In 1767, Montgomery also acquired a substantial and highly lucrative interest in the colonisation of Canada's Prince Edward Island; an investment which funded his son, the 2nd baronet to build Stobo Castle between 1805 and 1811 in place of an earlier fortified tower house known as Hillhouse or Wester Stobo. Sir James had acquired a baronetcy in 1801, thereafter styling himself Sir James Montgomery of Stanhope.

The barony of Stobo remained in the possession of the Graham-Montgomery family until 1905 and then, in the possession of the Earls of Dysart until 1972.

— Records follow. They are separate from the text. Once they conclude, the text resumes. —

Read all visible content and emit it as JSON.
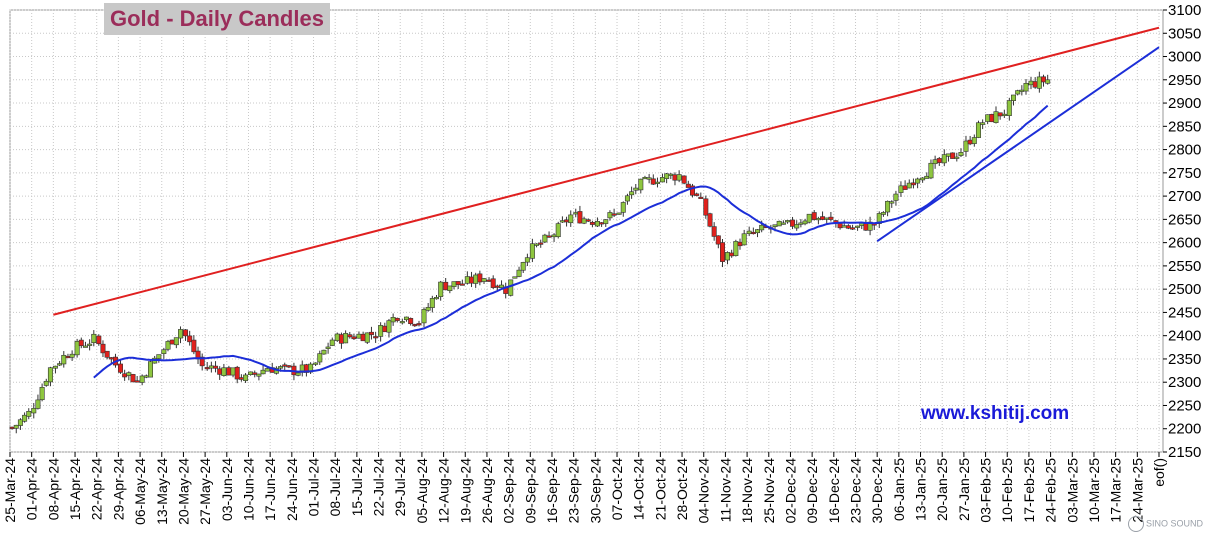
{
  "chart_data": {
    "type": "candlestick",
    "title": "Gold - Daily Candles",
    "watermark_url": "www.kshitij.com",
    "watermark_logo_text": "SINO SOUND",
    "y_ticks": [
      2150,
      2200,
      2250,
      2300,
      2350,
      2400,
      2450,
      2500,
      2550,
      2600,
      2650,
      2700,
      2750,
      2800,
      2850,
      2900,
      2950,
      3000,
      3050,
      3100
    ],
    "ylim": [
      2150,
      3100
    ],
    "x_tick_labels": [
      "25-Mar-24",
      "01-Apr-24",
      "08-Apr-24",
      "15-Apr-24",
      "22-Apr-24",
      "29-Apr-24",
      "06-May-24",
      "13-May-24",
      "20-May-24",
      "27-May-24",
      "03-Jun-24",
      "10-Jun-24",
      "17-Jun-24",
      "24-Jun-24",
      "01-Jul-24",
      "08-Jul-24",
      "15-Jul-24",
      "22-Jul-24",
      "29-Jul-24",
      "05-Aug-24",
      "12-Aug-24",
      "19-Aug-24",
      "26-Aug-24",
      "02-Sep-24",
      "09-Sep-24",
      "16-Sep-24",
      "23-Sep-24",
      "30-Sep-24",
      "07-Oct-24",
      "14-Oct-24",
      "21-Oct-24",
      "28-Oct-24",
      "04-Nov-24",
      "11-Nov-24",
      "18-Nov-24",
      "25-Nov-24",
      "02-Dec-24",
      "09-Dec-24",
      "16-Dec-24",
      "23-Dec-24",
      "30-Dec-24",
      "06-Jan-25",
      "13-Jan-25",
      "20-Jan-25",
      "27-Jan-25",
      "03-Feb-25",
      "10-Feb-25",
      "17-Feb-25",
      "24-Feb-25",
      "03-Mar-25",
      "10-Mar-25",
      "17-Mar-25",
      "24-Mar-25",
      "eof()"
    ],
    "weekly_closes": [
      2233,
      2330,
      2372,
      2392,
      2338,
      2302,
      2360,
      2415,
      2334,
      2327,
      2307,
      2332,
      2325,
      2327,
      2392,
      2400,
      2405,
      2445,
      2431,
      2508,
      2512,
      2527,
      2500,
      2580,
      2610,
      2658,
      2648,
      2658,
      2720,
      2740,
      2745,
      2685,
      2565,
      2612,
      2630,
      2636,
      2658,
      2645,
      2630,
      2640,
      2705,
      2745,
      2771,
      2798,
      2860,
      2882,
      2939,
      2950
    ],
    "trend_lines": [
      {
        "color": "#e02020",
        "from": [
          "08-Apr-24",
          2445
        ],
        "to": [
          "eof()",
          3062
        ]
      },
      {
        "color": "#1c2ed8",
        "from": [
          "30-Dec-24",
          2603
        ],
        "to": [
          "eof()",
          3020
        ]
      }
    ],
    "moving_average_color": "#1c2ed8",
    "up_candle_color": "#8ec63f",
    "down_candle_color": "#e0201c",
    "grid": true,
    "y_axis_side": "right"
  }
}
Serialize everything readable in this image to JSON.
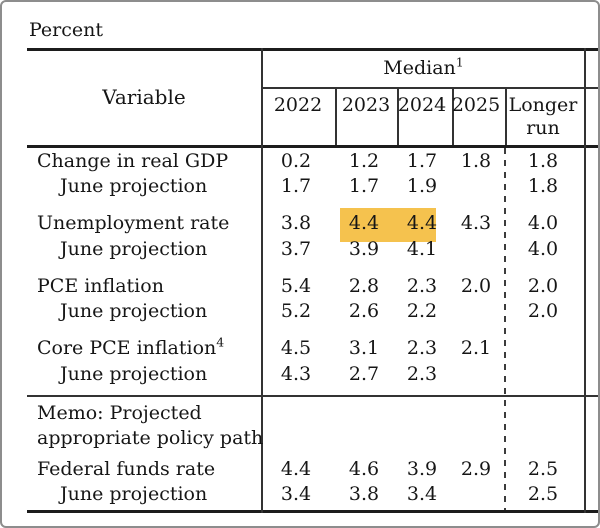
{
  "page": {
    "unit_label": "Percent"
  },
  "table": {
    "corner_header": "Variable",
    "group_header": {
      "label": "Median",
      "footnote": "1"
    },
    "columns": [
      "2022",
      "2023",
      "2024",
      "2025"
    ],
    "longer_run_column": "Longer run",
    "rows": [
      {
        "label": "Change in real GDP",
        "values": [
          "0.2",
          "1.2",
          "1.7",
          "1.8",
          "1.8"
        ]
      },
      {
        "label": "June projection",
        "indent": true,
        "values": [
          "1.7",
          "1.7",
          "1.9",
          "",
          "1.8"
        ]
      },
      {
        "label": "Unemployment rate",
        "values": [
          "3.8",
          "4.4",
          "4.4",
          "4.3",
          "4.0"
        ],
        "highlight_cells": [
          1,
          2
        ]
      },
      {
        "label": "June projection",
        "indent": true,
        "values": [
          "3.7",
          "3.9",
          "4.1",
          "",
          "4.0"
        ]
      },
      {
        "label": "PCE inflation",
        "values": [
          "5.4",
          "2.8",
          "2.3",
          "2.0",
          "2.0"
        ]
      },
      {
        "label": "June projection",
        "indent": true,
        "values": [
          "5.2",
          "2.6",
          "2.2",
          "",
          "2.0"
        ]
      },
      {
        "label": "Core PCE inflation",
        "footnote": "4",
        "values": [
          "4.5",
          "3.1",
          "2.3",
          "2.1",
          ""
        ]
      },
      {
        "label": "June projection",
        "indent": true,
        "values": [
          "4.3",
          "2.7",
          "2.3",
          "",
          ""
        ]
      },
      {
        "label": "Federal funds rate",
        "values": [
          "4.4",
          "4.6",
          "3.9",
          "2.9",
          "2.5"
        ]
      },
      {
        "label": "June projection",
        "indent": true,
        "values": [
          "3.4",
          "3.8",
          "3.4",
          "",
          "2.5"
        ]
      }
    ],
    "memo": {
      "line1": "Memo: Projected",
      "line2": "appropriate policy path"
    }
  },
  "colors": {
    "highlight": "#f5c24e"
  }
}
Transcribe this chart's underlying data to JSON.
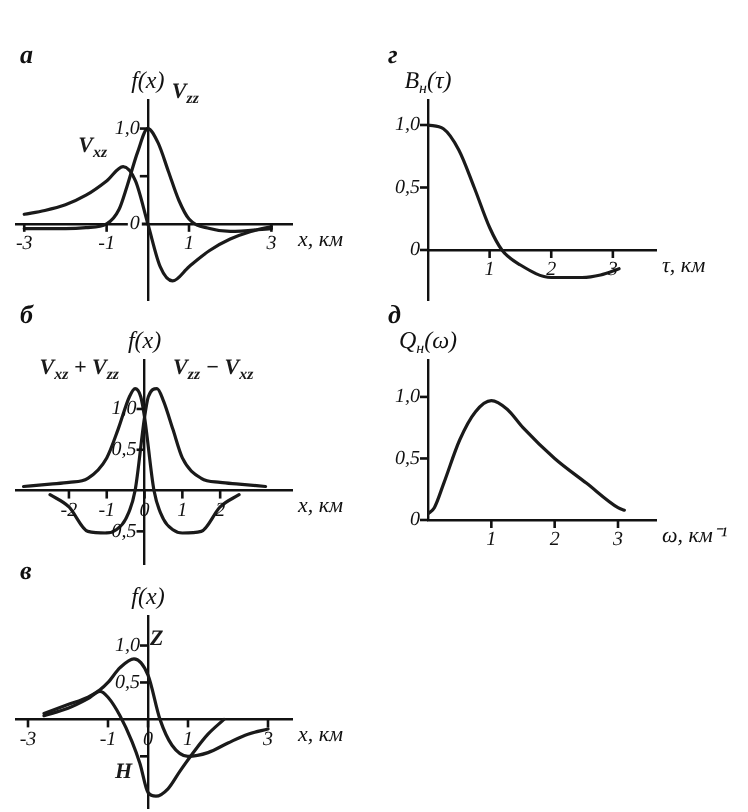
{
  "chart_data": [
    {
      "type": "line",
      "title": "а",
      "xlabel": "x, км",
      "ylabel": "f(x)",
      "xlim": [
        -3.2,
        3.5
      ],
      "ylim": [
        -0.8,
        1.3
      ],
      "xticks": [
        -3,
        -1,
        1,
        3
      ],
      "yticks": [
        {
          "value": 0,
          "label": "0"
        },
        {
          "value": 0.5,
          "label": null
        },
        {
          "value": 1,
          "label": "1,0"
        }
      ],
      "grid": false,
      "legend": false,
      "marker": "none",
      "line_style": "solid",
      "series": [
        {
          "name": "V$_{zz}$",
          "color": "#1a1a1a",
          "x": [
            -3,
            -2,
            -1.5,
            -1,
            -0.7,
            -0.5,
            -0.25,
            0,
            0.25,
            0.5,
            0.75,
            1,
            1.5,
            2,
            3
          ],
          "values": [
            -0.05,
            -0.05,
            -0.04,
            0,
            0.15,
            0.4,
            0.75,
            1.0,
            0.85,
            0.55,
            0.25,
            0.05,
            -0.05,
            -0.08,
            -0.05
          ]
        },
        {
          "name": "V$_{xz}$",
          "color": "#1a1a1a",
          "x": [
            -3,
            -2.5,
            -2,
            -1.5,
            -1,
            -0.6,
            -0.3,
            0,
            0.3,
            0.6,
            1,
            1.5,
            2,
            2.5,
            3
          ],
          "values": [
            0.1,
            0.14,
            0.2,
            0.3,
            0.45,
            0.6,
            0.45,
            0,
            -0.45,
            -0.6,
            -0.45,
            -0.28,
            -0.16,
            -0.08,
            -0.03
          ]
        }
      ]
    },
    {
      "type": "line",
      "title": "г",
      "xlabel": "τ, км",
      "ylabel": "B$_{н}$(τ)",
      "xlim": [
        0,
        3.7
      ],
      "ylim": [
        -0.4,
        1.2
      ],
      "xticks": [
        1,
        2,
        3
      ],
      "yticks": [
        {
          "value": 0,
          "label": "0"
        },
        {
          "value": 0.5,
          "label": "0,5"
        },
        {
          "value": 1,
          "label": "1,0"
        }
      ],
      "grid": false,
      "legend": false,
      "marker": "none",
      "line_style": "solid",
      "series": [
        {
          "color": "#1a1a1a",
          "x": [
            0,
            0.25,
            0.5,
            0.75,
            1,
            1.2,
            1.5,
            2,
            2.5,
            2.8,
            3.1
          ],
          "values": [
            1,
            0.97,
            0.8,
            0.5,
            0.18,
            0,
            -0.12,
            -0.22,
            -0.22,
            -0.2,
            -0.15
          ]
        }
      ]
    },
    {
      "type": "line",
      "title": "б",
      "xlabel": "x, км",
      "ylabel": "f(x)",
      "xlim": [
        -3.4,
        3.9
      ],
      "ylim": [
        -0.9,
        1.6
      ],
      "xticks": [
        -2,
        -1,
        0,
        1,
        2
      ],
      "yticks": [
        {
          "value": 1,
          "label": "1,0"
        },
        {
          "value": 0.5,
          "label": "0,5"
        },
        {
          "value": -0.5,
          "label": "-0,5"
        }
      ],
      "grid": false,
      "legend": false,
      "marker": "none",
      "line_style": "solid",
      "series": [
        {
          "name": "V$_{xz}$ + V$_{zz}$",
          "color": "#1a1a1a",
          "x": [
            -3.2,
            -2.5,
            -2,
            -1.5,
            -1,
            -0.7,
            -0.4,
            -0.25,
            -0.1,
            0,
            0.25,
            0.5,
            0.75,
            1,
            1.5,
            2,
            2.5
          ],
          "values": [
            0.05,
            0.08,
            0.1,
            0.15,
            0.4,
            0.75,
            1.15,
            1.25,
            1.15,
            0.9,
            0,
            -0.35,
            -0.48,
            -0.52,
            -0.5,
            -0.2,
            -0.05
          ]
        },
        {
          "name": "V$_{zz}$ − V$_{xz}$",
          "color": "#1a1a1a",
          "x": [
            -2.5,
            -2,
            -1.5,
            -1,
            -0.75,
            -0.5,
            -0.25,
            0,
            0.1,
            0.33,
            0.5,
            0.75,
            1,
            1.5,
            2,
            2.5,
            3.2
          ],
          "values": [
            -0.05,
            -0.2,
            -0.5,
            -0.52,
            -0.48,
            -0.35,
            0,
            0.9,
            1.15,
            1.25,
            1.1,
            0.75,
            0.4,
            0.15,
            0.1,
            0.08,
            0.05
          ]
        }
      ]
    },
    {
      "type": "line",
      "title": "д",
      "xlabel": "ω, км⁻¹",
      "ylabel": "Q$_{н}$(ω)",
      "xlim": [
        0,
        3.6
      ],
      "ylim": [
        0,
        1.3
      ],
      "xticks": [
        1,
        2,
        3
      ],
      "yticks": [
        {
          "value": 0,
          "label": "0"
        },
        {
          "value": 0.5,
          "label": "0,5"
        },
        {
          "value": 1,
          "label": "1,0"
        }
      ],
      "grid": false,
      "legend": false,
      "marker": "none",
      "line_style": "solid",
      "series": [
        {
          "color": "#1a1a1a",
          "x": [
            0,
            0.1,
            0.25,
            0.5,
            0.75,
            1,
            1.25,
            1.5,
            2,
            2.5,
            3,
            3.1
          ],
          "values": [
            0.05,
            0.1,
            0.3,
            0.65,
            0.88,
            0.97,
            0.9,
            0.75,
            0.5,
            0.3,
            0.1,
            0.08
          ]
        }
      ]
    },
    {
      "type": "line",
      "title": "в",
      "xlabel": "x, км",
      "ylabel": "f(x)",
      "xlim": [
        -3.3,
        3.6
      ],
      "ylim": [
        -1.2,
        1.4
      ],
      "xticks": [
        -3,
        -1,
        0,
        1,
        3
      ],
      "yticks": [
        {
          "value": 1,
          "label": "1,0"
        },
        {
          "value": 0.5,
          "label": "0,5"
        },
        {
          "value": -0.5,
          "label": null
        }
      ],
      "grid": false,
      "legend": false,
      "marker": "none",
      "line_style": "solid",
      "series": [
        {
          "name": "Z",
          "color": "#1a1a1a",
          "x": [
            -2.6,
            -2,
            -1.5,
            -1.2,
            -1,
            -0.7,
            -0.35,
            0,
            0.3,
            0.6,
            1,
            1.5,
            2,
            2.5,
            3
          ],
          "values": [
            0.08,
            0.2,
            0.3,
            0.4,
            0.5,
            0.7,
            0.82,
            0.6,
            0,
            -0.35,
            -0.5,
            -0.45,
            -0.32,
            -0.2,
            -0.13
          ]
        },
        {
          "name": "H",
          "color": "#1a1a1a",
          "x": [
            -2.6,
            -2,
            -1.5,
            -1.2,
            -1,
            -0.7,
            -0.4,
            -0.2,
            0,
            0.2,
            0.5,
            0.8,
            1.2,
            1.5,
            1.9
          ],
          "values": [
            0.05,
            0.15,
            0.28,
            0.38,
            0.3,
            0.05,
            -0.3,
            -0.6,
            -0.99,
            -1.04,
            -0.94,
            -0.7,
            -0.4,
            -0.2,
            0
          ]
        }
      ]
    }
  ]
}
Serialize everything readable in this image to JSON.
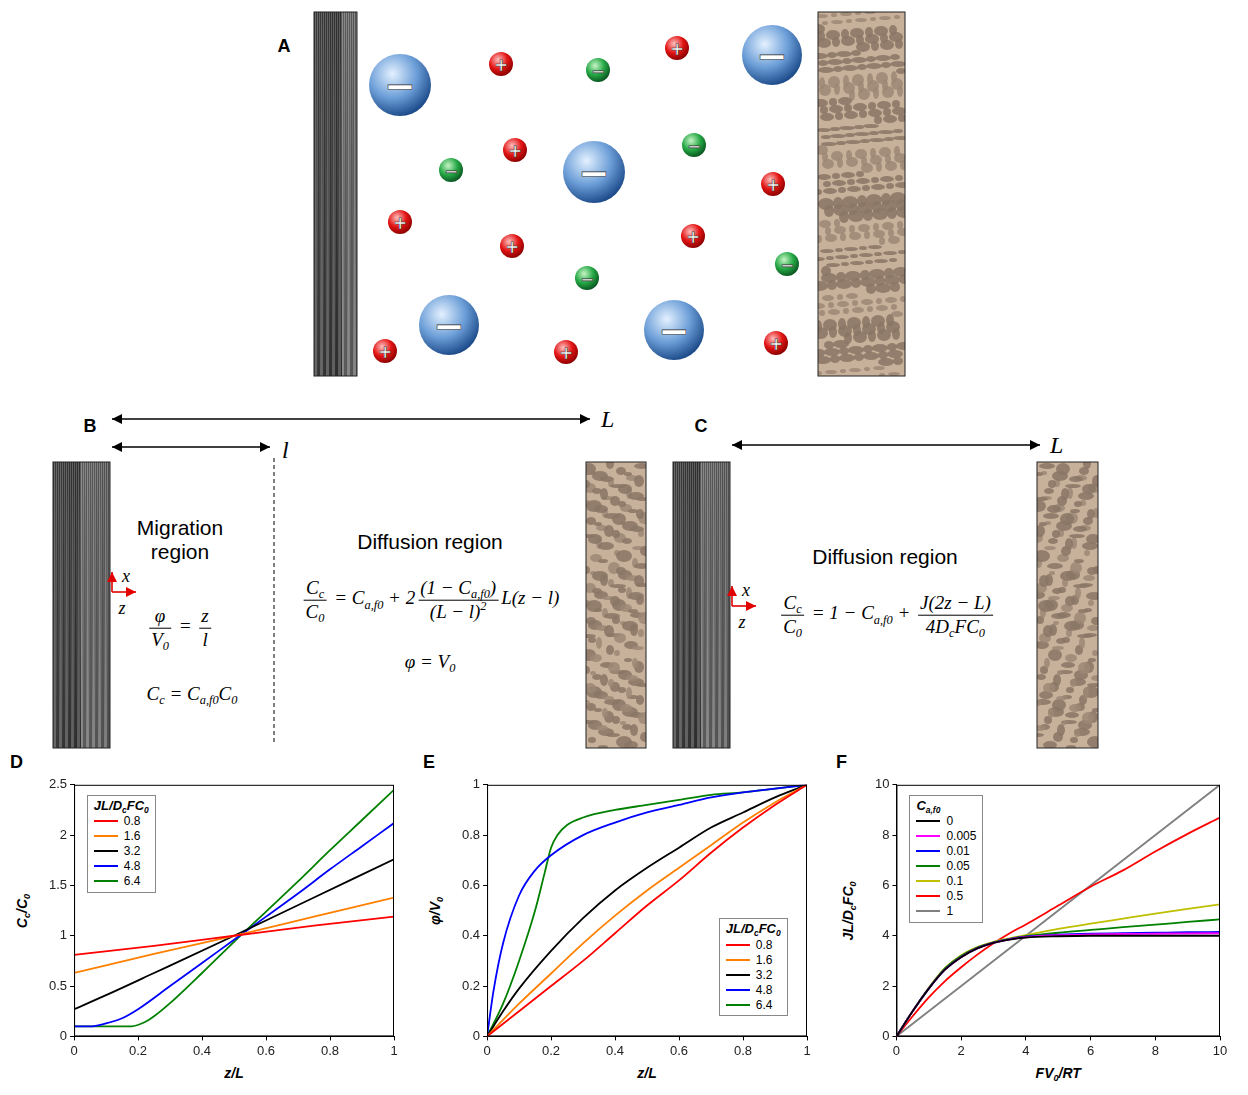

==The seat of barony and its extent==
The seat (“caput”) of the barony is Stobo Castle. The listed castle and its grounds have operated as a luxury spa hotel since the mid-1970s. The adjacent 3,884-acre Stobo Estate was broken up and sold in late 2020.

The barony is situated in historic Peeblesshire, its southern boundary skirting the north bank of the River Tweed. According to Bearhop's map of 1740, it originally encompassed some 7,000 acres across Stobo, West Dawyck, Easttoun and Westtoun, Dreva, to Muirburn Castle in modern-day West Tweeddale.